Both the Hisense 43E7Q and the Samsung QN43LS03FAF share the same fundamental display architecture — QLED, LED-backlit LCD panels at 4K (3840 x 2160) resolution with 10-bit color depth and 1070 million colors. Their screen sizes are virtually identical (43″ vs 42.5″), pixel densities differ by just 2 ppi (102 vs 104), and both offer identical 178° viewing angles, anti-reflection coatings, and ambient light sensors. For everyday picture quality fundamentals, these two are essentially on par.

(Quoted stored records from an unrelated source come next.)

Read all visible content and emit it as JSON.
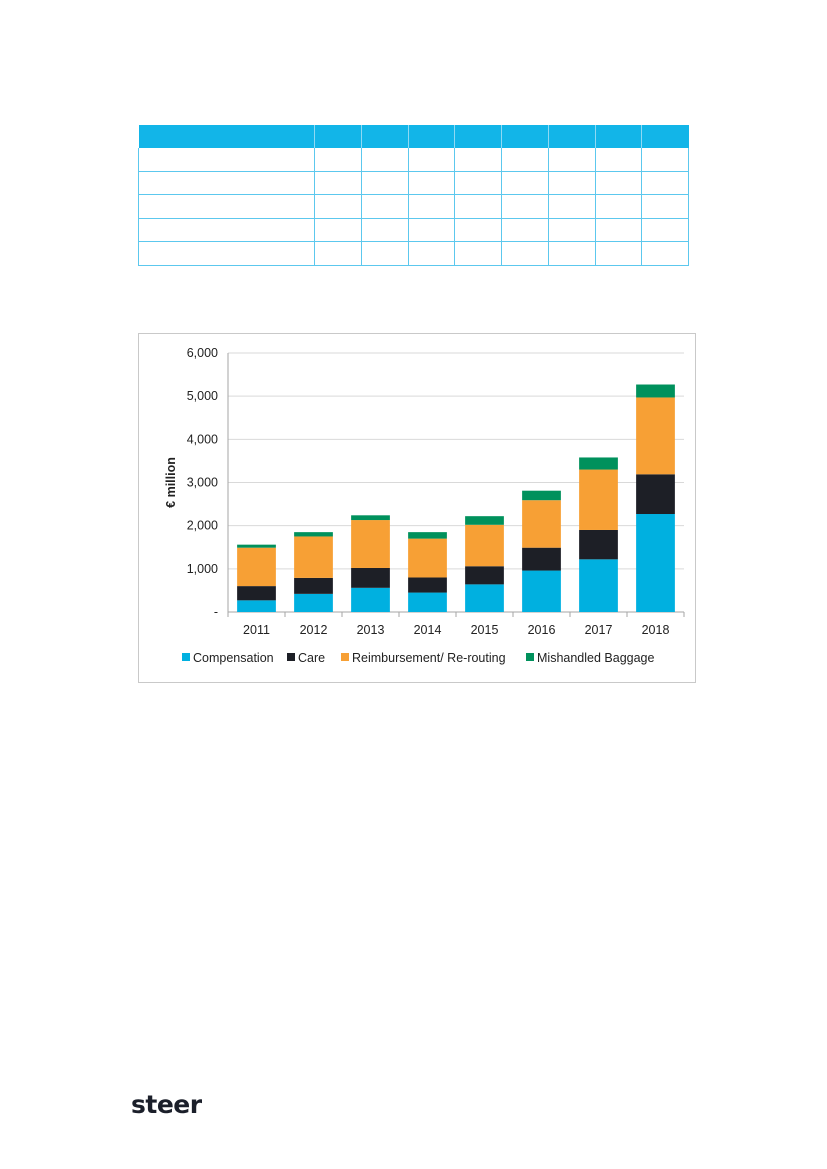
{
  "logo": {
    "text": "steer"
  },
  "table": {
    "columns": 9,
    "body_rows": 5
  },
  "chart_data": {
    "type": "bar",
    "stacked": true,
    "categories": [
      "2011",
      "2012",
      "2013",
      "2014",
      "2015",
      "2016",
      "2017",
      "2018"
    ],
    "series": [
      {
        "name": "Compensation",
        "color": "#00b0e0",
        "values": [
          270,
          420,
          560,
          450,
          640,
          960,
          1220,
          2270
        ]
      },
      {
        "name": "Care",
        "color": "#1d1f26",
        "values": [
          330,
          370,
          460,
          350,
          420,
          530,
          680,
          920
        ]
      },
      {
        "name": "Reimbursement/ Re-routing",
        "color": "#f7a035",
        "values": [
          890,
          960,
          1110,
          900,
          960,
          1100,
          1400,
          1780
        ]
      },
      {
        "name": "Mishandled Baggage",
        "color": "#00915c",
        "values": [
          70,
          100,
          110,
          150,
          200,
          220,
          280,
          300
        ]
      }
    ],
    "ylabel": "€ million",
    "xlabel": "",
    "ylim": [
      0,
      6000
    ],
    "y_ticks": [
      0,
      1000,
      2000,
      3000,
      4000,
      5000,
      6000
    ],
    "y_tick_labels": [
      "-",
      "1,000",
      "2,000",
      "3,000",
      "4,000",
      "5,000",
      "6,000"
    ],
    "grid": true,
    "legend_position": "bottom"
  }
}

The most consequential difference in this group is refresh rate: the Hisense is capped at 60Hz, while the Samsung delivers 144Hz. In practice, 144Hz means significantly smoother motion handling — fast sports, action films, and especially gaming all benefit from reduced motion blur and judder. For a living-room TV used primarily for cinematic content, 60Hz is adequate, but the Samsung's advantage here is substantial and real-world-noticeable. Countering that, the Hisense supports Dolby Vision while the Samsung does not. Dolby Vision is a more dynamic and widely authored HDR format than HDR10+, and its absence on the Samsung means some streaming content will fall back to a less optimized HDR profile.
Taken together, the Samsung QN43LS03FAF holds a clear edge for motion performance and gaming use cases thanks to its 144Hz panel, while the Hisense 43E7Q has a meaningful advantage in HDR format coverage with Dolby Vision support. The right choice depends on use case: the Samsung wins for smooth motion and gaming; the Hisense wins for HDR content breadth from streaming services that master in Dolby Vision.